Bolles went to Gov. Francis Pierpont of the loyal government of Virginia, the forerunner to the state of West Virginia, and Pierpont agreed, leading to the creation of the 2nd Va. U.S. Loyal Cavalry, a name given to prevent confusion with an existing Confederate cavalry from Virginia, Kesterson said. The request went up the chain of command, from Secretary of War Edwin Stanton to President Lincoln.
"Pierpont was just ecstatic," he said.
The regiment, which later became known as the 2nd W.Va. after the state was created, was camped at Mount Logan from July 1861 to September 1861, Kesterson said. Most of the soldiers in the cavalry were volunteers from Ohio where Bolles did much of his recruiting, he said.
The 2nd W.Va. was a decorated unit during the war.
Among the battles it participated were the Battle of Lewisburg in 1861, Hunter's Raid in 1863 at Wytheville, Va., and Sheridan's Campaign in 1864 in the Shenandoah Valley. It served under Phillip Sheridan, George Custer, William Averell, William Powell, Alfred Torbert, Jacob Cox, David Hunter and George Crook.
The information will be taken to the Wood County Historical and Preservation and Society and the county commission with the hopes something can be done to denote its location, Kesterson said.
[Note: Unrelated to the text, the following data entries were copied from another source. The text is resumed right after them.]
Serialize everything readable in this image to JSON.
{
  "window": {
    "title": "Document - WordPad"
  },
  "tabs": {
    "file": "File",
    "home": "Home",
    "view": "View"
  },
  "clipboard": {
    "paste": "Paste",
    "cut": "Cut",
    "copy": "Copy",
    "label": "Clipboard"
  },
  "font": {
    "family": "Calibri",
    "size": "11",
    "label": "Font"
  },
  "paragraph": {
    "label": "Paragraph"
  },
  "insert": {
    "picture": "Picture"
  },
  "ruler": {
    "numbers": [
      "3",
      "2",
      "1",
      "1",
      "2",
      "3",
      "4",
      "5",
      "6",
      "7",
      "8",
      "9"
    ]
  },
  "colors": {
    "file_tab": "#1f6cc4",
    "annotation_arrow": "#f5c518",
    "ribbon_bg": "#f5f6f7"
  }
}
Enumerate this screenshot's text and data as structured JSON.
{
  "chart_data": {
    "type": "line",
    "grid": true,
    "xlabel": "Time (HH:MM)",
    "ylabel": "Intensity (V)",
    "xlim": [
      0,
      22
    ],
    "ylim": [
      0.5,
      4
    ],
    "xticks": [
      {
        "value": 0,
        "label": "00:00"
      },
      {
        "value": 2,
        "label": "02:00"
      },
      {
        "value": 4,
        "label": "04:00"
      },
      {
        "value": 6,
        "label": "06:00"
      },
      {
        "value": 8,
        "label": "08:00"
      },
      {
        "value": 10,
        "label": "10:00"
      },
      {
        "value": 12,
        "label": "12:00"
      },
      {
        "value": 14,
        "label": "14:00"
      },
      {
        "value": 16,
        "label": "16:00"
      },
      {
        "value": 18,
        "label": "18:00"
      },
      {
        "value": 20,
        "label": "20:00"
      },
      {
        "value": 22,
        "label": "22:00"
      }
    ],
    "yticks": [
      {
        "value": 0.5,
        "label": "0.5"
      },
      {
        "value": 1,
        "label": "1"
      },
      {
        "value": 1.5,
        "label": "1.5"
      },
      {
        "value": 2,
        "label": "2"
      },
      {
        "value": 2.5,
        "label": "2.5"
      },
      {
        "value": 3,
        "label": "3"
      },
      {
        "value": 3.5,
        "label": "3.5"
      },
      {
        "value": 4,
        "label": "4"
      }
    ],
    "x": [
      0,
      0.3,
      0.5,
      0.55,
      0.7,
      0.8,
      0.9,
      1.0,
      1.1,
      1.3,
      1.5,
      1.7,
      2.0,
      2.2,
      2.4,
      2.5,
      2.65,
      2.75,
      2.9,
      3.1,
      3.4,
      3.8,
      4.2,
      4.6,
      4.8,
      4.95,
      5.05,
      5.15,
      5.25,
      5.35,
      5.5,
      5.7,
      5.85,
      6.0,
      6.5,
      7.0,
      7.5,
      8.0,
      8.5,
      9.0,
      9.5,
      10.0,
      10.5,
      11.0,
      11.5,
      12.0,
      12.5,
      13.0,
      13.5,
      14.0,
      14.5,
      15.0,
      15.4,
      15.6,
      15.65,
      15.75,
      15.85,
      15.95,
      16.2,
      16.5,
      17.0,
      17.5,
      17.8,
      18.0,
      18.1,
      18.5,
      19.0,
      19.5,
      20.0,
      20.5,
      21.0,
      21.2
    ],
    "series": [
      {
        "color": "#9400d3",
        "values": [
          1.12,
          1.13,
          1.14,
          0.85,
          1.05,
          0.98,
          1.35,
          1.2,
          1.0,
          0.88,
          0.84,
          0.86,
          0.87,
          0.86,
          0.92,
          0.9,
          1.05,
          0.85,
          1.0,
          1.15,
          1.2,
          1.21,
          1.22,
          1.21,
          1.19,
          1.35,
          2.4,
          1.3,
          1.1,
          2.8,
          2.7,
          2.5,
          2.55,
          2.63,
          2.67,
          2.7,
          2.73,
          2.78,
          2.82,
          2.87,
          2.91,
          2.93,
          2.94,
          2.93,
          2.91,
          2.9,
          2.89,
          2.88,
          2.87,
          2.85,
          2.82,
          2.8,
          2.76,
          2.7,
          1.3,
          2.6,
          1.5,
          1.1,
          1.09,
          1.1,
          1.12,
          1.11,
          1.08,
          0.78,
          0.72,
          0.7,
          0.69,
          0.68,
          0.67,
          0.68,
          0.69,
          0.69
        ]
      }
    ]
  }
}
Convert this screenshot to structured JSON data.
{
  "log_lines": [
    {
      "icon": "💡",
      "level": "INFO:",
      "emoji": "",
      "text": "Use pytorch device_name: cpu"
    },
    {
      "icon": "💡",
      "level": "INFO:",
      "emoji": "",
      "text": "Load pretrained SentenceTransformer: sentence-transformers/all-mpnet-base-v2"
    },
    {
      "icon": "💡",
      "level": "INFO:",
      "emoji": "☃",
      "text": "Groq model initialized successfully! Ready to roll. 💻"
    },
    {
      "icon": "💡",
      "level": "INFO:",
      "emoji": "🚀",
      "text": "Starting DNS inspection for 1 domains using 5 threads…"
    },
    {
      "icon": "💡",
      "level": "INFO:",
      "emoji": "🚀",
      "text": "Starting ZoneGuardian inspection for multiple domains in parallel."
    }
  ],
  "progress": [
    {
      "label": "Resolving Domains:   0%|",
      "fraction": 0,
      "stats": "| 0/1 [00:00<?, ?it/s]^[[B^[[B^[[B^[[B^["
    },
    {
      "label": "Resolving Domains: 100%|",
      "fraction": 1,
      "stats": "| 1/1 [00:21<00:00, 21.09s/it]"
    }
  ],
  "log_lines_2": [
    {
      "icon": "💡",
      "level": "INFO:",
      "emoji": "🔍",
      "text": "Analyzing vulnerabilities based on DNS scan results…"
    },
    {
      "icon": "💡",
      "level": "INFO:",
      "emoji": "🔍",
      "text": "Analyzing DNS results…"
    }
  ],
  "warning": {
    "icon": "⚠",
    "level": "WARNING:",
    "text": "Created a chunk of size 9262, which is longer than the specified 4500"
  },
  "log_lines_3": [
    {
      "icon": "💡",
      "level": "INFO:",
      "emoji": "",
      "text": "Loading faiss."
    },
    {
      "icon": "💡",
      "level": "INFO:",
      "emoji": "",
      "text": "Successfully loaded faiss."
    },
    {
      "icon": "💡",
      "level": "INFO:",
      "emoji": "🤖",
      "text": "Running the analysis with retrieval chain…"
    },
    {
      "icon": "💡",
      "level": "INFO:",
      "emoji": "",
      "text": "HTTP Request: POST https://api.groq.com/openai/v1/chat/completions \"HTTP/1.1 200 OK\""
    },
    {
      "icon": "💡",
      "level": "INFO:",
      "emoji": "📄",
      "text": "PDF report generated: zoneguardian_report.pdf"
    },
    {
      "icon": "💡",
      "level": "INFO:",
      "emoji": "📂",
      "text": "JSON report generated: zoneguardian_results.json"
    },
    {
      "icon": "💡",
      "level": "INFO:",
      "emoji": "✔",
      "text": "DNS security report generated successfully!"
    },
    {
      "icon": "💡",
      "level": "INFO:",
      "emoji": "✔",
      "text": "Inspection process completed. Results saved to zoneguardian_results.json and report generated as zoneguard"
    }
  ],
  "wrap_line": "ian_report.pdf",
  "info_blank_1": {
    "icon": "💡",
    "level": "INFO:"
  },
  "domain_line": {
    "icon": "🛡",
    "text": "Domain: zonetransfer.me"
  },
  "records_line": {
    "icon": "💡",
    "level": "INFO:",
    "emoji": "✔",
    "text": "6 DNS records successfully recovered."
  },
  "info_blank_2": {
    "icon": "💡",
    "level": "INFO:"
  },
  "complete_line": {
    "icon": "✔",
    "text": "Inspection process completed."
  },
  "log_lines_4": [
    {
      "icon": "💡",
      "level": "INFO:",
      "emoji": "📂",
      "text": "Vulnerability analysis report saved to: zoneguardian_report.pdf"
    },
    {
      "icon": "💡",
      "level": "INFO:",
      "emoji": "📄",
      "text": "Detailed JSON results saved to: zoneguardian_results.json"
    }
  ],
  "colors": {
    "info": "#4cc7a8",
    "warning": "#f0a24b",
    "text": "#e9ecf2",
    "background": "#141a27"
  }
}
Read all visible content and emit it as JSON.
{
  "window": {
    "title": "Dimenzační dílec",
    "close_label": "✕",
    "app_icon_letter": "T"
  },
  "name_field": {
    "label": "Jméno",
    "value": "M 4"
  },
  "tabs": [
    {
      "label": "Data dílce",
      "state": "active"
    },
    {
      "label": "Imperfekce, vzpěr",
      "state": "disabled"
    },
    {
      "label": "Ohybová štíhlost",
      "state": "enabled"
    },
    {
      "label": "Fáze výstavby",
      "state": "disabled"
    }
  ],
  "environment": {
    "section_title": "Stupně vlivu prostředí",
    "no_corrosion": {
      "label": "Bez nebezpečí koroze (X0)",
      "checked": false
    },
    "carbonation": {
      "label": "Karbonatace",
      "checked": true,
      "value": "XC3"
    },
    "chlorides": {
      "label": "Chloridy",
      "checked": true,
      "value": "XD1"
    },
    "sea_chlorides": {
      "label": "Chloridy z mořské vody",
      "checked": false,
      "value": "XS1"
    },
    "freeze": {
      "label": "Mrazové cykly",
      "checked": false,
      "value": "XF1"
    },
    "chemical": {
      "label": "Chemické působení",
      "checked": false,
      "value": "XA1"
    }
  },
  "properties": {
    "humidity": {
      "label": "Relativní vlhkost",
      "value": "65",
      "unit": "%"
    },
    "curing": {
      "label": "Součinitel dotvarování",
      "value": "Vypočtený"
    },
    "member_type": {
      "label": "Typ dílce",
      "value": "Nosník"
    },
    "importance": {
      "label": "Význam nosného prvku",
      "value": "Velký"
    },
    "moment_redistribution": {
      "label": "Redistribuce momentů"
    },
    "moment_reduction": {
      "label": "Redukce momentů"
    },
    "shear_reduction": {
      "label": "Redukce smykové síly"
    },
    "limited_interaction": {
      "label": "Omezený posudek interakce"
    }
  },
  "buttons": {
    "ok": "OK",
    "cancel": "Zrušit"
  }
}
"The hope is we can do something so future generations will know these men were here," he said.
In that light, he encourages anyone with letters, diaries and other information from the Civil War to copy the documents or take other measures to preserve them. Such sources are invaluable for historical purposes and often times can confirm or refute stories of major events, he said.
"We're always looking for information from letters and diaries," he said. "Those are the key."